Vinod Dua in Supreme Court: Criticism of Modi not sedition
Journalist Vinod Dua on Friday told the Supreme Court that criticism of the Prime Minister does not necessarily mean criticism of a lawfully elected government, also reasoning that he cannot be prosecuted for sedition in a democracy for expressing his opinion.
Dua has challenged in the Supreme Court the move of Himachal Pradesh police to book him for sedition over a March 30 video in which he had been accused of saying that “Narendra Modi has used deaths and terror attacks to garner votes” and creating panic by “spreading false information that the government does not have enough testing facilities” for Covid-19.
The case was started on the complaint lodged by a man who claims to be a BJP leader.
In the video, however, Dua did not explicitly say Modi “has used deaths and terror attacks to garner votes”. He had said the Pathankot and Pulwama terror attacks and the Balakot air strike had been “politicised” to seek votes.
Appearing for Dua before a bench headed by Justice U.U. Lalit, senior advocate Vikas Singh pleaded that if freedom of press was not guaranteed to journalists, then democracy in the country would be “under threat”.
“Any criticism of the government cannot be sedition unless it instigates violence. Moreover, if I criticise the Prime Minister, it does not come under criticism of the government,” Singh said on behalf of Dua.
“In a democracy a citizen has a right to say or write whatever opinion he holds about the government or its measures by way of criticism or comment, so long as he does not incite people to violence against the government established by law or with the intention of creating public disorder,” Singh told the bench, also having Justices M. Shantanagoudar and Vineet Saran.
The court adjourned the matter to September 2.
On June 14, the apex court had restrained Himachal police from arresting Dua but had refused to stay investigations into the sedition case against him. It had allowed the police to interrogate him through videoconferencing since the senior journalist was a Delhi resident and had expressed inability to go to Himachal due to the pandemic.

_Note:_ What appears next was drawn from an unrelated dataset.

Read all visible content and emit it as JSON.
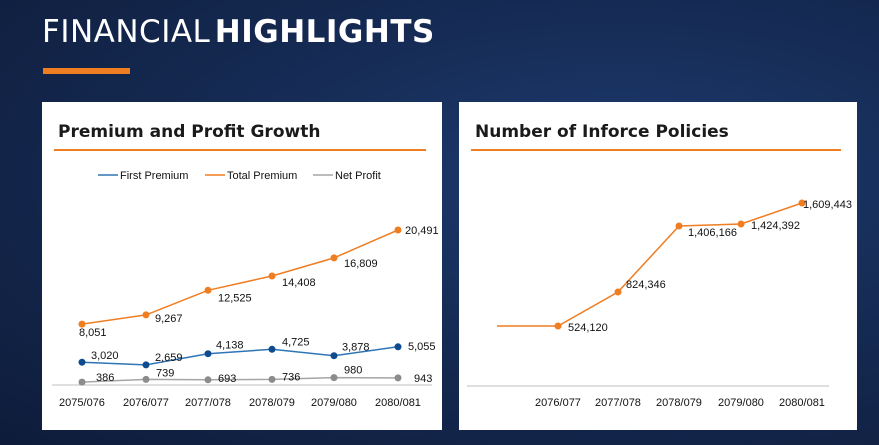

On July 8, the court had told Dua not to answer a second questionnaire sent to him by Himachal police and made it clear that it would quash the FIR if there was merit in his contention that he was being harassed.
During Friday’s arguments, Singh said that freedom of press should also be extended to social media, where Dua’s video had been uploaded. “If freedom of speech is not specifically guaranteed to the press, things will take a degenerative turn in the country. If press is not allowed to be free, our democracy will be under threat…” Singh said.
The senior counsel submitted that “…disloyalty to a government established by law is not the same thing as commenting in strong terms on the measures or acts of the government or its agencies so as to ameliorate the condition of the people”.
Singh pointed out that while Dua’s video had been aired in March-end, the FIR was lodged on May 6, and that there had been no violence till now. The spread of violence is a key clause for a person to be prosecuted for sedition.
Pleading that no case under IPC Sections 124A (sedition) or 505(2) (statement creating enmity, ill will or hatred among different classes of people) could be made out, Singh urged the court to quash the FIR immediately.
He also wondered how Himachal police could invoke provisions of the Disaster Management Act, under which the pandemic-induced lockdown is in force, against Dua.
“The FIR says that Mr Dua’s statements were of the nature intended to spread fear and panic and defeat the purpose of the lockdown…,” Singh told the court, pointing out that a case under the Act could be lodged only with the permission of a court.
Singh referred to the 1995 Balwant Singh and Another vs State of Punjab case in which the Supreme Court had held that mere raising of a slogan, which did not result in violence, would not constitute sedition.
“We find it difficult to hold that upon the raising of such casual slogans a couple of times without any other act whatsoever, the charge of sedition can be founded,” advocate Singh quoted from that judgment.
Justice Lalit asked: “Would it be a case for evidence (to assess if sloganeering led to violence or could lead to violence), or for quashing of FIR at initial stages?”
Singh replied that as per the law, inciting violence is an offence. “In this case also, the complaint was filed belatedly.… His (Dua’s) show has a shelf life. The complainant said that he found the show while surfing the Net and found that it could be inciteful,” the advocate said. “Our democracy in true sense is in threat if our press is not allowed to function freely,” Singh added.